La réunion prévue demain – jeudi – initialement consacrée à la question de l’application de la souveraineté israélienne en Judée-Samarie, ne portera finalement que sur les implications sécuritaires de l’initiative française en faveur d’une reconnaissance d’un État palestinien, ainsi que sur la préparation de l’appareil de défense israélien. Selon plusieurs sources, les collaborateurs du Premier ministre l’ont annoncé au cours des dernières heures. La discussion avait déjà été reportée hier.

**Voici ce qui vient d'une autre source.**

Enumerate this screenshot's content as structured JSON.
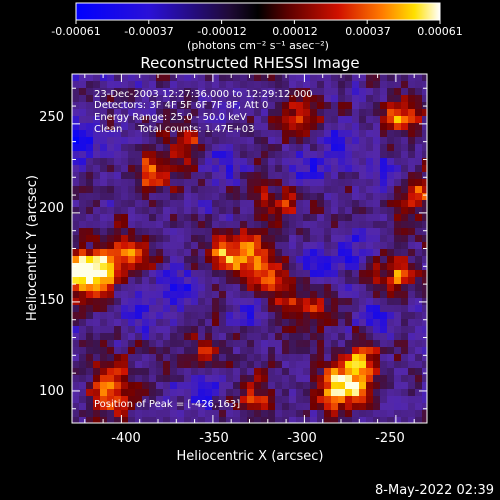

Lors de cette réunion, des responsables sécuritaires devraient avertir qu’une flambée de violence est possible en Judée-Samarie après la déclaration unilatérale attendue en septembre, à la veille des fêtes de Tichri. Le Shin Bet doit également signaler au gouvernement que des signes de désintégration de l’Autorité palestinienne apparaissent déjà, conséquence de sa grave crise économique – aggravée par certaines mesures israéliennes.

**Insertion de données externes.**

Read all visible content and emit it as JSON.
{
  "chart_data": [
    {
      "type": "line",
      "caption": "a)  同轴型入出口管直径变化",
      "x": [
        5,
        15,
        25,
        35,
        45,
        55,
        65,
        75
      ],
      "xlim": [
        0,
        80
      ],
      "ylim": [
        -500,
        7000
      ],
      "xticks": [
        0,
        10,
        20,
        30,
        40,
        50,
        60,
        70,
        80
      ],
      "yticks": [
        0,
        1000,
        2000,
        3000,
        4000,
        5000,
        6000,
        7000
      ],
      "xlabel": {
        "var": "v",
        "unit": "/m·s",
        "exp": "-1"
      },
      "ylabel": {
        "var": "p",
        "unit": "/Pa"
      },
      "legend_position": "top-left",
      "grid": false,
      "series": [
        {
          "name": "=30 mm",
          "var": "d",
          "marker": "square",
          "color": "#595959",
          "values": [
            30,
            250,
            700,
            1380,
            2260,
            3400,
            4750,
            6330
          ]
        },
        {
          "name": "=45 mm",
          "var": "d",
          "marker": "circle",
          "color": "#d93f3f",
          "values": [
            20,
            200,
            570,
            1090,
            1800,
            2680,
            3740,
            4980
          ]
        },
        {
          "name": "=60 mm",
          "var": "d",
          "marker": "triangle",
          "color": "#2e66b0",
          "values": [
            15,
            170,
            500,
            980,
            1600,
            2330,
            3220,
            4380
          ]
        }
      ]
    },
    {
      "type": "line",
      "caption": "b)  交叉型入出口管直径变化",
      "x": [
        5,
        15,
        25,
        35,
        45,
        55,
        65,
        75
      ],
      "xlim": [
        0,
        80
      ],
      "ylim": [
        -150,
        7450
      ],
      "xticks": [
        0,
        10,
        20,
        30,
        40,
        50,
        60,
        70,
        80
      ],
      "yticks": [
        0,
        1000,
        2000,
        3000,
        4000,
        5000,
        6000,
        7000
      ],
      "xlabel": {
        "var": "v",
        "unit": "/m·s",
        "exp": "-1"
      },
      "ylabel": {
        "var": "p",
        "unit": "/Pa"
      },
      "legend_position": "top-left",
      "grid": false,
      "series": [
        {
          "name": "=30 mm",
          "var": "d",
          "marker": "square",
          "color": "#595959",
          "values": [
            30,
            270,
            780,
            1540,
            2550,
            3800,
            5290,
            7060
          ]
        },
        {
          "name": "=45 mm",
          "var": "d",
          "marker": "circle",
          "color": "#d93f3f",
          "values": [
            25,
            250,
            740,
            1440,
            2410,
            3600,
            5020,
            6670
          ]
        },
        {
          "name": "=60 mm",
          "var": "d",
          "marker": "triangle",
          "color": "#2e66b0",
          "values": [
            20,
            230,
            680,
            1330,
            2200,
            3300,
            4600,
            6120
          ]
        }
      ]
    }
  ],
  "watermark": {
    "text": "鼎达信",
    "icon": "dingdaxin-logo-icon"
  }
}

Washington, pour sa part, suit la situation avec inquiétude et l’exprime dans des échanges discrets en Israël. C’est peut-être aussi la raison qui a poussé Netanyahou à retirer la question de la souveraineté de l’ordre du jour.

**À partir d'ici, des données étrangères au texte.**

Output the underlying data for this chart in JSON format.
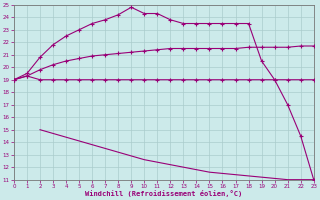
{
  "xlabel": "Windchill (Refroidissement éolien,°C)",
  "xlim": [
    0,
    23
  ],
  "ylim": [
    11,
    25
  ],
  "xticks": [
    0,
    1,
    2,
    3,
    4,
    5,
    6,
    7,
    8,
    9,
    10,
    11,
    12,
    13,
    14,
    15,
    16,
    17,
    18,
    19,
    20,
    21,
    22,
    23
  ],
  "yticks": [
    11,
    12,
    13,
    14,
    15,
    16,
    17,
    18,
    19,
    20,
    21,
    22,
    23,
    24,
    25
  ],
  "bg_color": "#cceaea",
  "grid_color": "#aacccc",
  "line_color": "#990077",
  "line1_x": [
    0,
    1,
    2,
    3,
    4,
    5,
    6,
    7,
    8,
    9,
    10,
    11,
    12,
    13,
    14,
    15,
    16,
    17,
    18,
    19,
    20,
    21,
    22,
    23
  ],
  "line1_y": [
    19.0,
    19.3,
    19.0,
    19.0,
    19.0,
    19.0,
    19.0,
    19.0,
    19.0,
    19.0,
    19.0,
    19.0,
    19.0,
    19.0,
    19.0,
    19.0,
    19.0,
    19.0,
    19.0,
    19.0,
    19.0,
    19.0,
    19.0,
    19.0
  ],
  "line2_x": [
    0,
    1,
    2,
    3,
    4,
    5,
    6,
    7,
    8,
    9,
    10,
    11,
    12,
    13,
    14,
    15,
    16,
    17,
    18,
    19,
    20,
    21,
    22,
    23
  ],
  "line2_y": [
    19.0,
    19.3,
    19.8,
    20.2,
    20.5,
    20.7,
    20.9,
    21.0,
    21.1,
    21.2,
    21.3,
    21.4,
    21.5,
    21.5,
    21.5,
    21.5,
    21.5,
    21.5,
    21.6,
    21.6,
    21.6,
    21.6,
    21.7,
    21.7
  ],
  "line3_x": [
    0,
    1,
    2,
    3,
    4,
    5,
    6,
    7,
    8,
    9,
    10,
    11,
    12,
    13,
    14,
    15,
    16,
    17,
    18,
    19,
    20,
    21,
    22,
    23
  ],
  "line3_y": [
    19.0,
    19.5,
    20.8,
    21.8,
    22.5,
    23.0,
    23.5,
    23.8,
    24.2,
    24.8,
    24.3,
    24.3,
    23.8,
    23.5,
    23.5,
    23.5,
    23.5,
    23.5,
    23.5,
    20.5,
    19.0,
    17.0,
    14.5,
    11.0
  ],
  "line4_x": [
    2,
    3,
    4,
    5,
    6,
    7,
    8,
    9,
    10,
    11,
    12,
    13,
    14,
    15,
    16,
    17,
    18,
    19,
    20,
    21,
    22,
    23
  ],
  "line4_y": [
    15.0,
    14.7,
    14.4,
    14.1,
    13.8,
    13.5,
    13.2,
    12.9,
    12.6,
    12.4,
    12.2,
    12.0,
    11.8,
    11.6,
    11.5,
    11.4,
    11.3,
    11.2,
    11.1,
    11.0,
    11.0,
    11.0
  ]
}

Cette marche arrière risque de provoquer de fortes tensions politiques internes. Quelques heures seulement avant l’annonce de Netanyahou, le ministre des Finances Bezalel Smotrich avait en effet réclamé l’application d’une souveraineté pleine sur 82 % des territoires de Judée-Samarie. Il avait également brandi une menace contre l’Autorité palestinienne, l’avertissant de « conséquences » si elle encourageait une escalade.
« L’idée n’est pas de dessiner les frontières d’un futur État palestinien, mais de l’empêcher », a déclaré un proche de Smotrich. L’objectif, a-t-il ajouté, est de présenter à Netanyahou un plan de souveraineté maximaliste avant que ce dernier ne proclame une version réduite.